According to Schwem, the project's ultimate goal is to dig back in time — a sort of "space archeology" — to the very origins of the Solar System.

"Comets are not only fascinating objects ... when it's bright enough and you see the tail in the night sky, but comets for us are very, very important," Schwem said. "They can contain the material that has been preserved, like in a deep freeze, since the planets and sun formed 4.6 billion years ago."

With the probe now orbiting around 67P, Rosetta's scientists will begin mapping the comet's surface with a range of instruments. They'll also begin studying the composition of gas emitting from its surface as the comet draws closer to the sun. If Rosetta's small lander successfully touches down this fall, tools aboard the 220-pound landing unit will analyze material below the comet's surface along with its internal temperature fluctuations as it hurtles through space.

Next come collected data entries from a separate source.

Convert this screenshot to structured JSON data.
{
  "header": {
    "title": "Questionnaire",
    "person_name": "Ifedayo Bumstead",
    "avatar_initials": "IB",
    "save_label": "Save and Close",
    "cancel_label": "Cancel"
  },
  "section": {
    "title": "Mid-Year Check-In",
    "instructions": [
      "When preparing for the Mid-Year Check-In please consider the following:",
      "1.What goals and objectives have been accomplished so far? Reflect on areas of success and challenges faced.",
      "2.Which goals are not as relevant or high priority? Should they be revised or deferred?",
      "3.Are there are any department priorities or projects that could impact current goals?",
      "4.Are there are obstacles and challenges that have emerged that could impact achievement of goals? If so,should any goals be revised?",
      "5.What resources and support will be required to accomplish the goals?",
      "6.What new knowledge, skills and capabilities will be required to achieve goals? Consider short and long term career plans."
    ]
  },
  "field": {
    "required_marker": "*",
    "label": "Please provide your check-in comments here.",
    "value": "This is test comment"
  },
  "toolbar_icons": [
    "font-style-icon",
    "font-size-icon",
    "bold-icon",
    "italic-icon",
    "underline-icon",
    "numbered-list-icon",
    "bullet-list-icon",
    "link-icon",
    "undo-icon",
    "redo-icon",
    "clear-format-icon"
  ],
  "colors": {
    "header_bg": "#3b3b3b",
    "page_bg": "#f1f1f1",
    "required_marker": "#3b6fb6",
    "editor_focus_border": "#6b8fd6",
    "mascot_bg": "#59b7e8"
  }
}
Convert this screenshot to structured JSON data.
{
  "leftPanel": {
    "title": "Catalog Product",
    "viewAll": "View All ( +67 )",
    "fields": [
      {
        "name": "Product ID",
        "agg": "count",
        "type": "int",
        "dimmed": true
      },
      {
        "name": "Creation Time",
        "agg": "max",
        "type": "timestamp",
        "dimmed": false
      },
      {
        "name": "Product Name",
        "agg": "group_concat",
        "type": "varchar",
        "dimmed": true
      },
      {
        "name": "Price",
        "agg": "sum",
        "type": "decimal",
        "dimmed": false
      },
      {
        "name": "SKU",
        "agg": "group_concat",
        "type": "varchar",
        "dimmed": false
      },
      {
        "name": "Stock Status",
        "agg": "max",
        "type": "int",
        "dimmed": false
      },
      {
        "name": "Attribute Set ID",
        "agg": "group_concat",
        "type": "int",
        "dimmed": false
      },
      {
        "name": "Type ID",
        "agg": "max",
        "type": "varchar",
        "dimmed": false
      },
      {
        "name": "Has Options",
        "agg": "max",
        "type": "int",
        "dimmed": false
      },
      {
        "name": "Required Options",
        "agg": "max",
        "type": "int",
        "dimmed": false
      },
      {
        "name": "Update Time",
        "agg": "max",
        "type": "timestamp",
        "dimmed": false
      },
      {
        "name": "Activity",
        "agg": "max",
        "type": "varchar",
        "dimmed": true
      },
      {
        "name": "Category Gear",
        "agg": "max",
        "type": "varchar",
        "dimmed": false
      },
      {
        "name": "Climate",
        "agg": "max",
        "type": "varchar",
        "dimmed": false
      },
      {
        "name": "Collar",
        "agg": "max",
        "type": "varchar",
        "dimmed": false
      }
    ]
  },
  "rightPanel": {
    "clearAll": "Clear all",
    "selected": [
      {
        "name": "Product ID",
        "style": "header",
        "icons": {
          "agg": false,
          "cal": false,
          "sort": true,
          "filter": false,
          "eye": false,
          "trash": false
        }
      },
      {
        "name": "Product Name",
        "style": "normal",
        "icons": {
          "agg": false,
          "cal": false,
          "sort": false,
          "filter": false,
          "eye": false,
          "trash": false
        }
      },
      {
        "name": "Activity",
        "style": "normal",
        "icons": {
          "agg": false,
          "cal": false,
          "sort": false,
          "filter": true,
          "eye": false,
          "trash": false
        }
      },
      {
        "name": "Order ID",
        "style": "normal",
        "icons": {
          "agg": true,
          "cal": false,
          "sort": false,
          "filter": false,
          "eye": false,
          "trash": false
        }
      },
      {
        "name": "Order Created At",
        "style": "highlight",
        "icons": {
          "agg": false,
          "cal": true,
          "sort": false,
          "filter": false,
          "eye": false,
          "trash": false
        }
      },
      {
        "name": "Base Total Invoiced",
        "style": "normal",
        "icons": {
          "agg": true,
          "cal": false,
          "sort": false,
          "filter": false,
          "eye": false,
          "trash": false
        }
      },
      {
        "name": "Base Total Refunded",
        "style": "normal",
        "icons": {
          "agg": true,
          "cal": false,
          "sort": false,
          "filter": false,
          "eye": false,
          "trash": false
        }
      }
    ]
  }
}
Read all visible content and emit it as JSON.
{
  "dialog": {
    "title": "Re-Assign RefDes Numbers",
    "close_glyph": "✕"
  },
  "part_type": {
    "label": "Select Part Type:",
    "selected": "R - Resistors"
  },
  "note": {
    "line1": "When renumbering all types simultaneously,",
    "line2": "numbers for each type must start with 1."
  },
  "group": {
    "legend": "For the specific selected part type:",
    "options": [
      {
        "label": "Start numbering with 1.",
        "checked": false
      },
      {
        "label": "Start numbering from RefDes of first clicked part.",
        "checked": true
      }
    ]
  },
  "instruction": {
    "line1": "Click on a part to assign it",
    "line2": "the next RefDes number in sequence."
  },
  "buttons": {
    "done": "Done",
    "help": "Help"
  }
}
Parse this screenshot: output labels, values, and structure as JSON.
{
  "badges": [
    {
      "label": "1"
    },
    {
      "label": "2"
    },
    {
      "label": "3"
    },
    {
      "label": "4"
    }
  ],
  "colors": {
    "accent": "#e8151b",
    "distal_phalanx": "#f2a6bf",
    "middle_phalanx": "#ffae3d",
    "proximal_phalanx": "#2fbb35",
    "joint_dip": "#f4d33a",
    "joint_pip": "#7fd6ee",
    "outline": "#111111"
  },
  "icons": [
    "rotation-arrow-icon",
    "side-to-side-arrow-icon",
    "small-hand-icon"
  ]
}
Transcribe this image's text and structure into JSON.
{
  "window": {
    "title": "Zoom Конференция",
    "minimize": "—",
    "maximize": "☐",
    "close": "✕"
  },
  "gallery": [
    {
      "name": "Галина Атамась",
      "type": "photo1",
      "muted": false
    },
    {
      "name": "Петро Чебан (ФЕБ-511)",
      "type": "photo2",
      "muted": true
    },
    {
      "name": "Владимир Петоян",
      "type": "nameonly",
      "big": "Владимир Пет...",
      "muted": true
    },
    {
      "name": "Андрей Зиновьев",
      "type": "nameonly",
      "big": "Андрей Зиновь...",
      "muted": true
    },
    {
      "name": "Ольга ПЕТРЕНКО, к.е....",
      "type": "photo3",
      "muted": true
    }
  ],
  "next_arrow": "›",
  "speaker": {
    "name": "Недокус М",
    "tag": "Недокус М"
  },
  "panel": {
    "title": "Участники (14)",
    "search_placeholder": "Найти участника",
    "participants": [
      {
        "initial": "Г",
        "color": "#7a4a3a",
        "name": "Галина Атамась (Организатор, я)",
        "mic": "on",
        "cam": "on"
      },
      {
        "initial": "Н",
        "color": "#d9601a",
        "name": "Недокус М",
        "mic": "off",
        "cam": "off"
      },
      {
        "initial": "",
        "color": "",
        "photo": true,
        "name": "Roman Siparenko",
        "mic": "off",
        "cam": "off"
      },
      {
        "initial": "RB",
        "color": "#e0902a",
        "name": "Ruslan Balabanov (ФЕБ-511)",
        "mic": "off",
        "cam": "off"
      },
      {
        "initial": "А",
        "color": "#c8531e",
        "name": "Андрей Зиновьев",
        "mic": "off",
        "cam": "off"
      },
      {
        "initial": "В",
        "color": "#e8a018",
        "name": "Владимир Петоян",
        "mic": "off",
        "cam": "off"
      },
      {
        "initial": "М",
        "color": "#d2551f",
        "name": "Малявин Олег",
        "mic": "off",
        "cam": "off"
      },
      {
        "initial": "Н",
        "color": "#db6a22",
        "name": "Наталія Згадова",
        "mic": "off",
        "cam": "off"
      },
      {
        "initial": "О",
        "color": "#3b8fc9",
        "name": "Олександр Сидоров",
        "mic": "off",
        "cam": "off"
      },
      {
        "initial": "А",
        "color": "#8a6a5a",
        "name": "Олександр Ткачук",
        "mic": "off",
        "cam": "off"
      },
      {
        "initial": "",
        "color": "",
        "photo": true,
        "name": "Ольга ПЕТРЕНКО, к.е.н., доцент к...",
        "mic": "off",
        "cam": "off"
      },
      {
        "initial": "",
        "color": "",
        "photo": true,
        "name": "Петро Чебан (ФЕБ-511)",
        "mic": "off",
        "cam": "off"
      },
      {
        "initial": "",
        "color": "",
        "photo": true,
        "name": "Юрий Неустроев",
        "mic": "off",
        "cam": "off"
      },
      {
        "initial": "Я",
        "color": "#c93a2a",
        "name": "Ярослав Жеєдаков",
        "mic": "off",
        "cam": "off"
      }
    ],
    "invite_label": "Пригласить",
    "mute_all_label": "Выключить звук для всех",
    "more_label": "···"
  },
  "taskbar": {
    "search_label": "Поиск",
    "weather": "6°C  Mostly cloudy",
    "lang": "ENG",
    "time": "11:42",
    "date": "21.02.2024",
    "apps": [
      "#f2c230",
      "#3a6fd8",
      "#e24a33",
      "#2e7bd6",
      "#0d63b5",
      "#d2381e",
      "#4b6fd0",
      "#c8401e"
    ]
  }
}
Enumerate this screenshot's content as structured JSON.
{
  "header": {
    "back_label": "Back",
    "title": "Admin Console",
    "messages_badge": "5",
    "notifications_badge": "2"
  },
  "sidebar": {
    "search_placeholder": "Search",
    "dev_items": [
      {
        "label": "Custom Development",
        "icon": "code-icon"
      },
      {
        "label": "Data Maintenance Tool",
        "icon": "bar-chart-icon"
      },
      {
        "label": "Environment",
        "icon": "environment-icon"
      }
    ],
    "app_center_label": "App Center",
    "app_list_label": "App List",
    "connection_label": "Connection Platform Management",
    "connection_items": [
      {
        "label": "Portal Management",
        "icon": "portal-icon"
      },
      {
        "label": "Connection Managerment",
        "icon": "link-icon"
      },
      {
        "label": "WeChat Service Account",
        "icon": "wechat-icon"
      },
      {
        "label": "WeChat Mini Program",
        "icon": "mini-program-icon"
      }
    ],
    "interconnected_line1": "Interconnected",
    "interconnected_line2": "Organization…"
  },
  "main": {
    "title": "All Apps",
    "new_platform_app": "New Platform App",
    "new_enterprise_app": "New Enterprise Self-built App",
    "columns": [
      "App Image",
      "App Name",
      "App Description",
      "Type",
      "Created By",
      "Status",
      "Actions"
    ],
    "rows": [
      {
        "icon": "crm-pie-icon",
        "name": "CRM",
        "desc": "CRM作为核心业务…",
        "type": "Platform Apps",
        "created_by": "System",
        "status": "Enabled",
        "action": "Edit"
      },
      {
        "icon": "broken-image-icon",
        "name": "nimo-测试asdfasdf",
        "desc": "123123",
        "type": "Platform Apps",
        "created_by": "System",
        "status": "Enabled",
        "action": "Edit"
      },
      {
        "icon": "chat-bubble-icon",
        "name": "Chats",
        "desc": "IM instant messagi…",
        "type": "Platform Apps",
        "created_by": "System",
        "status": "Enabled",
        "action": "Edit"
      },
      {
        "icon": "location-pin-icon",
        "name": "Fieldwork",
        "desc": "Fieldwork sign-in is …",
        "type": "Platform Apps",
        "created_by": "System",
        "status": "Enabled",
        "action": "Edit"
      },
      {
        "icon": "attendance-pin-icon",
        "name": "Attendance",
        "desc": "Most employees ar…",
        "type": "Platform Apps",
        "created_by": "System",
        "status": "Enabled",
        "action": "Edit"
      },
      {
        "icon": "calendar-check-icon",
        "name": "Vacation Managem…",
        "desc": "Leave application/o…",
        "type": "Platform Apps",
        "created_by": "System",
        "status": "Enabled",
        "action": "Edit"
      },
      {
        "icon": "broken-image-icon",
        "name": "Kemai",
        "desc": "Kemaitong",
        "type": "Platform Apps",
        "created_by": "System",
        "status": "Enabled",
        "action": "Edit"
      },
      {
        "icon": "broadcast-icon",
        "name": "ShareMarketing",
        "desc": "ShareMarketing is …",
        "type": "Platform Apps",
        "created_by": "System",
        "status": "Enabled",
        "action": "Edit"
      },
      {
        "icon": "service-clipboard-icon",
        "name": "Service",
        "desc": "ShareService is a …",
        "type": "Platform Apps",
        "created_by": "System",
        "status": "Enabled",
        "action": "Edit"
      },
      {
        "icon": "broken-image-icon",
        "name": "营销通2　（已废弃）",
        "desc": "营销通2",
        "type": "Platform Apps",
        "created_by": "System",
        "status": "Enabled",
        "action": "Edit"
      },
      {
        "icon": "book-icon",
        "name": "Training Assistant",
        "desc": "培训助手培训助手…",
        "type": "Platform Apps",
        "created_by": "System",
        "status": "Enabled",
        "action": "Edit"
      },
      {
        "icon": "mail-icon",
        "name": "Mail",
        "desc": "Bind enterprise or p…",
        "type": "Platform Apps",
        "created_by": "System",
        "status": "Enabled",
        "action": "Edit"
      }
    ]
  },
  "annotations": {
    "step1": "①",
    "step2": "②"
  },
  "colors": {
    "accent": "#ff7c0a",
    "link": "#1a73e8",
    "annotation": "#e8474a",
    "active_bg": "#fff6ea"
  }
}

Although the Rosetta mission is officially expected to wrap up by the end of 2015, Schwem says the probe's 31-month hibernation, which ESA technicians concluded in January, conserved enough energy to allow the craft to produce new information and updates into 2016.

Rosetta has traveled over six billion kilometers since blasting off from earth in March 2004. It made a series of fly-bys of Mars and Earth so it could pick up speed and positioned itself into the same orbital path as Comet 67P.

The US National Aeronautics and Space Administration, or NASA, also contributed experts and instruments to Europe's Rosetta mission.

VOA correspondent Lisa Bryant contributed reporting from Paris.